Mar 8, 2008 12:00 pm US/Pacific
Israel To Hold Peace Talks Despite Violence
JERUSALEM (AP) ―
Israeli officials said Saturday that they would hold peace talks with the Palestinians this week despite a shooting attack earlier in the week that killed eight Israelis.
The officials spoke on condition of anonymity since there was no official announcement yet. A Palestinian negotiator had said that one negotiating session would be held on Thursday.
Earlier in the day, Palestinian President Mahmoud Abbas had called for Israel not to abandon peace efforts despite a recent escalation of violence. On Thursday, eight Israelis were killed when a Palestinian attacked a Jewish seminary in Jerusalem. The attacks were in retaliation to an Israeli offensive in Gaza earlier in the week that left 100 people dead.

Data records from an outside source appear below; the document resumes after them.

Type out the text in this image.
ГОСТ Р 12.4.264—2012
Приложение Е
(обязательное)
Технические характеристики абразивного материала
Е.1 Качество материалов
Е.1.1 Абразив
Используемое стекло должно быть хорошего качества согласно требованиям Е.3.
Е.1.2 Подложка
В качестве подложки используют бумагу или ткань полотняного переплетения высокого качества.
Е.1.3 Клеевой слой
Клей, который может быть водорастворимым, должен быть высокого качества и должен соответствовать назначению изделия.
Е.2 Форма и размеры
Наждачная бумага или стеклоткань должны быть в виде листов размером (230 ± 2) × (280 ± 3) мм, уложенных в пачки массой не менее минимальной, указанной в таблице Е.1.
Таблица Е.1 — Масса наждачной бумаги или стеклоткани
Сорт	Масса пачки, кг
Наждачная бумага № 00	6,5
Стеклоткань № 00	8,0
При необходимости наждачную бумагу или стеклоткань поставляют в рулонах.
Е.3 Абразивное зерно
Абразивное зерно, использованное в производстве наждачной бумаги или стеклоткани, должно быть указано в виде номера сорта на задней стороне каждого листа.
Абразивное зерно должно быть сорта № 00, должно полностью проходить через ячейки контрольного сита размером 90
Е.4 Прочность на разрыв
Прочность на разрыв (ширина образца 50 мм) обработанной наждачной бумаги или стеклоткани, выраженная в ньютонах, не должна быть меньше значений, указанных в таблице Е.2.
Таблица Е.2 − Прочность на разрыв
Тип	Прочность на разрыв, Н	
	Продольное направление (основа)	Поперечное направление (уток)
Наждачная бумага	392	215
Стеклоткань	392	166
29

Israeli airstrikes Monday targeted weapons manufacturing and storage facilities. Groups of gunmen killed five Palestinians, all of them Hamas militants, Hamas said. Gaza militants continued launching rockets at southern Israel. Three rockets hit Ashkelon, a city of 120,000, Monday morning, Israeli rescue services said, with one striking an apartment building. No casualties were reported.
Israeli infantry started withdrawing from the town of Jebalya after midnight following several days of fighting, the military said, but the government vowed it would continue its offensive against rocket squads.
Palestinian medical teams found three more bodies in Jebalya after the Israeli troops left. At least one of them was a militant, they said. Residents trapped in their houses for days began emerging, and some collected equipment left behind by the Israelis: ammunition clips, food cans, two bloody stretchers and a helmet with a bullet hole in it.